I made sure to spread everything out as much as possible, while still keeping all the worm habitat (and worms) together in a layer. The last thing I wanted to do was mix everything up in the bin, forcing the worms down into zones that may have still been inhospitable for them. On top I added moistened newsprint strips.
Over top of that I added a very thick layer of dry shredded newsprint.
With the sludgy habitat material sitting up on top of a thick layer of straw – resulting in much better aeration – and the worms continuing to work on it, it’s amazing how quickly it’s been converted into something much closer to nice looking vermicompost in the short time since everything was added to the bin!
As I expected, a lot of the worms have remained in the old habitat material, but I’m starting to find quite a few down in the straw (and I have little doubt many have made their way even further down as well).
I’ve been blown away by how quickly the level of material in the bin has been dropping. I keep topping up with shredded newsprint, but within a day or so it’s already down again. There has certainly been some heating in the bin – especially in the middle – but I haven’t come across any zones over 40 C (104 F).
Temps around the outer walls are much more reasonable (in the 20-30 C | 68-86 F range) – and not too surprisingly, this is where all the worms seem to be hanging out. I haven’t added ANY more food yet. I definitely want to give the system some time to cool down and allow the worms to work on what’s already there. This practice is never a bad idea when you first start up a vermicomposting system.

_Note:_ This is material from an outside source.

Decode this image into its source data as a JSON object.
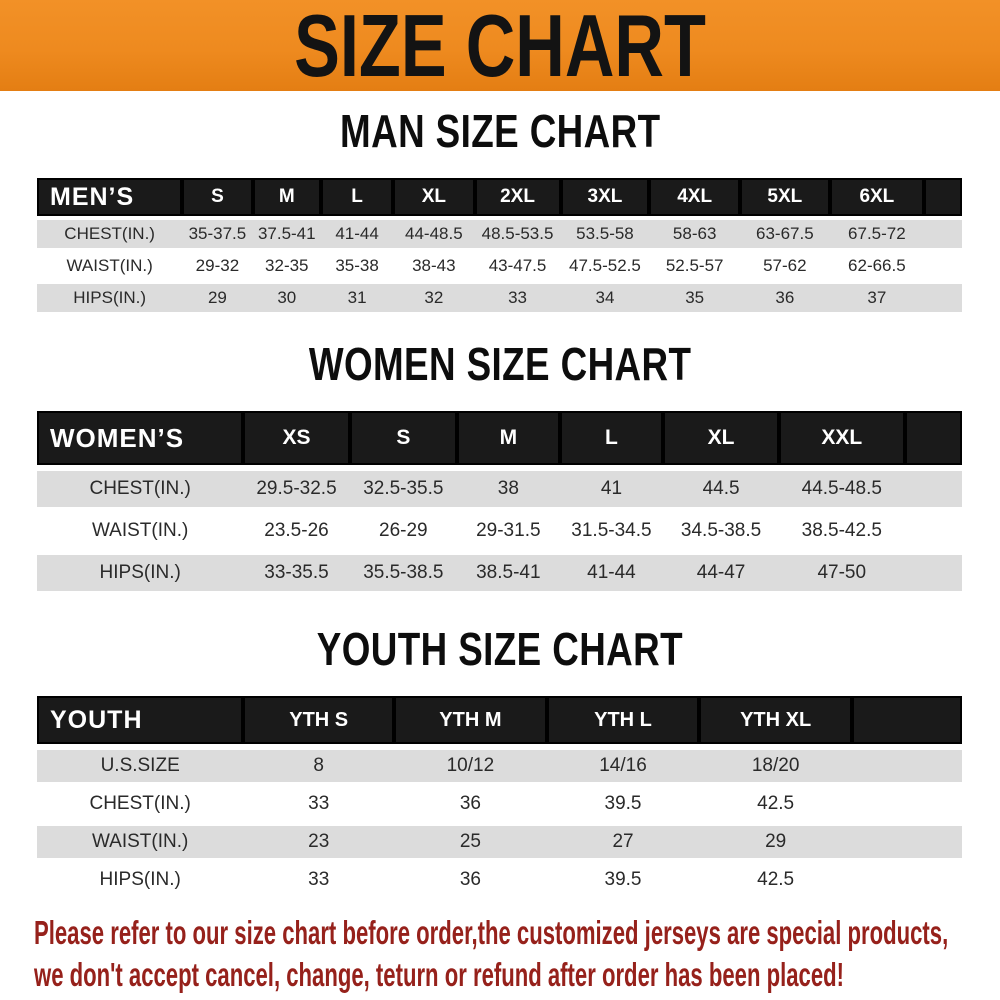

I’ve finally started finding droplets of water down on the cardboard false bottom and bars of the floor grate, but nothing seems to be dripping down onto my tarp below. Nor have there been any worms (or other critters) trying to escape at all.
I have noticed a LOT of pseudoscorpions up near the lid, though, which seems interesting. I guess they may prefer lower humidity and lower temperatures.
Speaking of lower temperatures – as mentioned in another recent post, I ordered some parasitic nematodes (Steinernema feltiae), and they arrived earlier in the week. I am holding off on adding any to the VB48 though. They do not do well when temps are high, so I think it’s best to wait until most of the bin has dropped down closer to 20 C (68F). I’ll likely try them in a couple other smaller systems in the meantime.
One other quick thing to mention. I have NOT been recording the weights of materials added to the bin as of yet, but I really want to start doing so. I think it would be a lot of fun to see how much food waste and bedding this system can process over time. I’ll likely just use 20 lb as my starting amount (I know I’ve added at least that much material thus far), and start weighing/recording everything from here on out.